Liban

Mobilisation pour débloquer le dossier des Makassed

Éducation
OLJ
07/07/2018

L’annonce jeudi de la fermeture de l’école secondaire Khadija el-Koubra relevant de l’association islamique philanthropique des Makassed, qui traverse une importante crise financière depuis plusieurs années, continue de mobiliser la classe politique. Et ce alors que le mufti de la République, Abdellatif Deriane, a invité le nouveau président des Makassed, Fayçal Sinno, à revenir sur sa décision, que le Premier ministre chargé de la formation du gouvernement, Saad Hariri, a annoncé jeudi avoir débloqué 5 milliards de livres libanaises en urgence pour venir en aide à l’association, et que M. Hariri a invité le ministre des Finances, Ali Hassan Khalil, à débloquer les subventions dues à l’association.
Dans le cadre de cette mobilisation, Fouad Makhzoumi, député de Beyrouth, a été reçu hier par le mufti Deriane, à Dar el-Fatwa. Aucune décision importante n’a été annoncée lors de cette rencontre qui a porté sur des généralités, comme l’indique à L’Orient-Le Jour un proche de l’homme d’affaires. « Nous avons évoqué la crise des écoles des Makassed », a affirmé M. Makhzoumi dans un communiqué, à l’issue de la rencontre, saluant le rôle du mufti Deriane « pour trouver une issue à cette crise et préserver l’unité de la communauté sunnite, des Libanais et des institutions islamiques ». Il a espéré que les dignitaires musulmans accordent à l’affaire l’attention nécessaire. « Nous aurions préféré ne pas en arriver au point de fermer l’école », a-t-il regretté. « Les Makassed sont une institution de longue date qui nous a donné les bases de notre éducation et qui nous est donc chère.

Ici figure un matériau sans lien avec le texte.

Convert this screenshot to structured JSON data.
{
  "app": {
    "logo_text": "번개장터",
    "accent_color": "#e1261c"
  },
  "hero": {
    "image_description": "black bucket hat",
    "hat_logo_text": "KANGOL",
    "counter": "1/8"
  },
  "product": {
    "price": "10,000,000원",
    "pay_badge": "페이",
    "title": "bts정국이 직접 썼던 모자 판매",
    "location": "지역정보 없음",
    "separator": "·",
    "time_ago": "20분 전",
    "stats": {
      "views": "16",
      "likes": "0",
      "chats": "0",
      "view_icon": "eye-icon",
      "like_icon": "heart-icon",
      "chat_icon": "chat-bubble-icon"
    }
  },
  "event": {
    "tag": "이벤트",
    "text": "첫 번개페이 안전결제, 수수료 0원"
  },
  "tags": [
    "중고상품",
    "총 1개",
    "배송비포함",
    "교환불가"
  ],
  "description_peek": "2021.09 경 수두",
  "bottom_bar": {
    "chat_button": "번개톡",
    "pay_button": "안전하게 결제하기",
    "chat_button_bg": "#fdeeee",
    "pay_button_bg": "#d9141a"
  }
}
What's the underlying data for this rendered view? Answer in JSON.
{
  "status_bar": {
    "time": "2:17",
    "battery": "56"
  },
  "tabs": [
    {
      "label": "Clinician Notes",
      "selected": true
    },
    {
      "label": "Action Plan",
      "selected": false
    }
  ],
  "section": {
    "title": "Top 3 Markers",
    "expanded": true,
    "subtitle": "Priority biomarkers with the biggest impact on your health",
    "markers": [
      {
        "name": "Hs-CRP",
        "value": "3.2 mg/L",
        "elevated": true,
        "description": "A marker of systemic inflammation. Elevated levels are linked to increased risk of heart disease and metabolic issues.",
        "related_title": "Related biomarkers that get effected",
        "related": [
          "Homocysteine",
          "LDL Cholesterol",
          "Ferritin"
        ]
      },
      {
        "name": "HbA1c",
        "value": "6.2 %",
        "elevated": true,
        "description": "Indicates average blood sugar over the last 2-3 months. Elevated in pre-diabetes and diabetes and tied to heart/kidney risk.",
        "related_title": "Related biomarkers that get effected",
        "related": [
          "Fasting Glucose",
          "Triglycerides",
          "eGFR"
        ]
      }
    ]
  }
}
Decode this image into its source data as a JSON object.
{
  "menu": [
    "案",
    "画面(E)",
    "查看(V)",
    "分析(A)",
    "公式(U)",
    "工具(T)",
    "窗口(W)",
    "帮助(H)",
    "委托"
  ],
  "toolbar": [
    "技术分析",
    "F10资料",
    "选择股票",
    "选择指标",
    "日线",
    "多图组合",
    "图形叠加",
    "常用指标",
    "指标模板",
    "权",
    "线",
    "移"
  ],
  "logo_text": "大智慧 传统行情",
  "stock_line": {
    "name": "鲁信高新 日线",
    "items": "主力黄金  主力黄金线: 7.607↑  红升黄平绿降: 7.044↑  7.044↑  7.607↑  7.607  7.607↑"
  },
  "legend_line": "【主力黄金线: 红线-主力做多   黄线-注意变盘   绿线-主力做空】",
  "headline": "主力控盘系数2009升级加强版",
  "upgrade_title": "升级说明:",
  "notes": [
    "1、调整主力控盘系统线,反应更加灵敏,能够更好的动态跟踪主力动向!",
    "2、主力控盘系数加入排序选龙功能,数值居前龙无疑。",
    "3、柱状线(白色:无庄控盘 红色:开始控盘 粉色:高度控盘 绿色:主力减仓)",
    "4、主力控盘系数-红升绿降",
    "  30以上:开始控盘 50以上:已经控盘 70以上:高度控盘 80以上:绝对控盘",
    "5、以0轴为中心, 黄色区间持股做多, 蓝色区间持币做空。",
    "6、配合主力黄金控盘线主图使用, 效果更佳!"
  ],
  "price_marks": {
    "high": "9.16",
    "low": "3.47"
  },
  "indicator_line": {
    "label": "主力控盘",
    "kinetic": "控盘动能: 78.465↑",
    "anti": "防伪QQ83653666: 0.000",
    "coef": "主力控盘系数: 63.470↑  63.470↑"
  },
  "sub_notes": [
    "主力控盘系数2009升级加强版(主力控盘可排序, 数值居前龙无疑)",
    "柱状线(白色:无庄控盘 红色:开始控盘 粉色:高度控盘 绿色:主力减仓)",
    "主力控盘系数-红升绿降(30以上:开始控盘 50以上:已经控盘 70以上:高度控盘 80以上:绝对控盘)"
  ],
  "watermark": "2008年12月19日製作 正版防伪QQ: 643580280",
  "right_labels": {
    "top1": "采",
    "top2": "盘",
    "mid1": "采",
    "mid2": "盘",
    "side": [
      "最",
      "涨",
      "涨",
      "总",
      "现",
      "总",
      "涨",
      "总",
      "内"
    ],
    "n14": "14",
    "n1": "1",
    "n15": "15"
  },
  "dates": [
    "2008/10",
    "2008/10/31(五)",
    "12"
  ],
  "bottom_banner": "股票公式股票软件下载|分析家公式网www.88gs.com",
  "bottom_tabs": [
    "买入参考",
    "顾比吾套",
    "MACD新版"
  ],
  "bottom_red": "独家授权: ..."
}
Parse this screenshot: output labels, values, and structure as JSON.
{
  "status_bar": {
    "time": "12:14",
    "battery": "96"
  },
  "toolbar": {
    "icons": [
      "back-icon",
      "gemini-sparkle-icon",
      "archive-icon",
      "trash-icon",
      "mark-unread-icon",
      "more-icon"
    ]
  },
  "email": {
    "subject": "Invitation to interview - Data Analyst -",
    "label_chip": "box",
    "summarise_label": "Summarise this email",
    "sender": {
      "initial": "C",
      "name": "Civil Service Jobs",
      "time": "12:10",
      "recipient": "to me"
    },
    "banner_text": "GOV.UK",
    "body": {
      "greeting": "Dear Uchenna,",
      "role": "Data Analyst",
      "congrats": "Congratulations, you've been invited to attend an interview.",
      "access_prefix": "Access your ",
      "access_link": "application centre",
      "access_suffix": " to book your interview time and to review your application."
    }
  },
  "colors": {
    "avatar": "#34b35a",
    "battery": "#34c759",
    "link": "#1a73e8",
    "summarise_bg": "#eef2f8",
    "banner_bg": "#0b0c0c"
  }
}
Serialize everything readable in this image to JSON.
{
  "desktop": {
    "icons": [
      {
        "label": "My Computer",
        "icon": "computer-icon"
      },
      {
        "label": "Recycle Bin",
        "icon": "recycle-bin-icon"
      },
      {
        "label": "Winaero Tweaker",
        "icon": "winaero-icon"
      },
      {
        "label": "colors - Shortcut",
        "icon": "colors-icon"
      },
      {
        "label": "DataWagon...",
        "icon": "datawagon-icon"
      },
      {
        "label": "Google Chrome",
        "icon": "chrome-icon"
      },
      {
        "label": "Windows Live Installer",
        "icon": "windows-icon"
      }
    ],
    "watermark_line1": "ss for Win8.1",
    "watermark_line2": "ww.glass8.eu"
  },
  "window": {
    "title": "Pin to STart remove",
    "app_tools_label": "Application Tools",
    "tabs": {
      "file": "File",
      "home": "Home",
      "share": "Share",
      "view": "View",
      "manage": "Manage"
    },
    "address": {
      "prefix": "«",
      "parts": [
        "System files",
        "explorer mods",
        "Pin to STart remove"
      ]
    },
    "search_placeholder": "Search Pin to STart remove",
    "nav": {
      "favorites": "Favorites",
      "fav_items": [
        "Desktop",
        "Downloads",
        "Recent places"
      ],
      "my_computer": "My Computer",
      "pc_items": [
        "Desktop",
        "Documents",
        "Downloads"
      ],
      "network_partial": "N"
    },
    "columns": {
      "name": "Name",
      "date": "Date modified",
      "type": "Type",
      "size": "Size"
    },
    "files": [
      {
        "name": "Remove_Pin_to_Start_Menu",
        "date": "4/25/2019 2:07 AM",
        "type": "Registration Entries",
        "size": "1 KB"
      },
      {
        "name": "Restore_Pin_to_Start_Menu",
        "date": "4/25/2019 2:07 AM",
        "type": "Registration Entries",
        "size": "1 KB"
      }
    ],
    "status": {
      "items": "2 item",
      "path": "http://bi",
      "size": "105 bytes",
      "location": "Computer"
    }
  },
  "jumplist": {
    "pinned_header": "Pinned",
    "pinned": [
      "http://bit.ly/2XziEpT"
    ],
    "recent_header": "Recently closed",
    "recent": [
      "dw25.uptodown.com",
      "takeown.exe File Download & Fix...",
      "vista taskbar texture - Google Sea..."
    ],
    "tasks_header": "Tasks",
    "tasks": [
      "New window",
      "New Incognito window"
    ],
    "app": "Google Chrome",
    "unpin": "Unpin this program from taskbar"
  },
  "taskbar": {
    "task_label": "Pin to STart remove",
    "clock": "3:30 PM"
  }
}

D’où la nécessité de la soutenir aujourd’hui, pour l’importance de son rôle dans l’enseignement », a ajouté M. Makhzoumi, tout en observant que « la situation est embarrassante, plus particulièrement pour les Beyrouthins ».
La veille, M. Makhzoumi avait fait savoir à L’OLJ qu’il était prêt à soutenir ponctuellement l’institution, comme il l’a toujours fait. Mais que pour un soutien à long terme des Makassed, minés par « la mauvaise gestion », il fallait qu’un plan clair de redressement soit adopté, sur base d’une étude de faisabilité.
Réagissant à l’annonce de la fermeture de l’école de Aïcha Bakkar, une autre député de Beyrouth, la haririenne Roula Tabch Jaroudi, s’est adressée hier aux habitants de la capitale, les poussant à soutenir fermement les Makassed. Cette ancienne élève de l’association a promis de redoubler d’efforts pour contribuer à sauver l’institution. Elle a fait part de son soutien à Fayçal Sinno dans sa mission.
Toujours sur le plan éducatif, mais concernant plus particulièrement la crise des écoles catholiques privées, liée à l’application de la loi 46 sur l’échelle des salaires, le chef de l’État, Michel Aoun, a reçu hier le secrétaire général des écoles catholiques, le père Boutros Azar, et le représentant de l’Association de soutien à l’enseignement au sein des écoles catholiques, Samir Sarkis.